The Chinese government has fined technology giant Alibaba Group RMB18.2 billion yuan ($3.73 billion), according to a statement posted on the website of China’s State Administration for Market Regulation.
The penalty is equivalent to around 4% of its domestic sales of RMB455.7 billion in 2019.
According to the regulator’s statement, since 2015, Alibaba has abused its market power, compelling ecommerce merchants using its platform to refrain from taking part in promotional activities on other ecommerce platforms.
The regulator is taking a view that Alibaba has curbed the competitiveness of China’s domestic ecommerce market, hurt the rightful interests of merchants and consumers, and thereby constitute as flouting China’s anti-monopoly law.
Alibaba founder Jack Ma and his related entities are under growing regulatory pressure in recent months, starting with the halt of the much-anticipated listing of Ant Group.
SEE:Ant Group's valuation drops to RMB700 bil on crackdown
Separately, according to the Financial Times on April 9, a Hangzhou-based business school founded by Ma has been told to stop enrolments.
Hupan Academy, founded in 2015 by Ma to train China’s next generation of entrepreneurs, had suspended a first-year class scheduled to commence in late March.
The move was presumably meant to curb Ma’s influence.
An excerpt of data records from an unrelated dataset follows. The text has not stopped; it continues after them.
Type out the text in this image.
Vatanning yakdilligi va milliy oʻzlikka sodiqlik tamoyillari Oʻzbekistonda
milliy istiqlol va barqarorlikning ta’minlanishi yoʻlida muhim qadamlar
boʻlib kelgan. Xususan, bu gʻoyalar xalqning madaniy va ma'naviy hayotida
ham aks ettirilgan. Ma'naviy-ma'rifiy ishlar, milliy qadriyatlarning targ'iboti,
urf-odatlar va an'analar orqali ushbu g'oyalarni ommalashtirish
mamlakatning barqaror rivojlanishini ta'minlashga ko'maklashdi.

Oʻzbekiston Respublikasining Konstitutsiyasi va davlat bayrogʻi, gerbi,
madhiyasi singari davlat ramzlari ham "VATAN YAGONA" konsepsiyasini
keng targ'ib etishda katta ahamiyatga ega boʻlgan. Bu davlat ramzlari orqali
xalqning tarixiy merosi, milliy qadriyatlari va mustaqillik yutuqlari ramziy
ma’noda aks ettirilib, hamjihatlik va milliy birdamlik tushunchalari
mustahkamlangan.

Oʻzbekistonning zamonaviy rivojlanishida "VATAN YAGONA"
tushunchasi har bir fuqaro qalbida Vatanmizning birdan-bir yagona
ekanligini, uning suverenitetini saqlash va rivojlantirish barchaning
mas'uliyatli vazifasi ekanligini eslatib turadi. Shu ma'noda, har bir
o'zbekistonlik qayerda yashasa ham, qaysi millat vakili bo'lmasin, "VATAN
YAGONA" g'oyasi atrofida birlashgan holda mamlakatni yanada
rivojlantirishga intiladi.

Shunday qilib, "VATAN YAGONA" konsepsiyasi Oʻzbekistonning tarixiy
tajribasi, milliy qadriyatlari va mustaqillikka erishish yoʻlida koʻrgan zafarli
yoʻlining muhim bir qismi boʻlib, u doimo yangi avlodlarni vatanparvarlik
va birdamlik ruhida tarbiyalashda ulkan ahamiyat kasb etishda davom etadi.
In another recent related development, the South China Morning Post, the Hong Kong newspaper owned by Alibaba, will be cutting 4%of its headcount.
The revamp will take effect from April 12, SCMP CEP Gary Liu said in a memo to staff seen by Bloomberg News.
An SCMP spokesperson told Bloomberg the cut is “categorically not a staff layoff exercise”, but meant to align resources and expertise with company goals.
Alibaba is coming under pressure from China to sell media assets, including the SCMP, on growing concerns about its influence.
Hong Kong-quoted Alibaba shares ended Friday at HK$218, down 2.24%.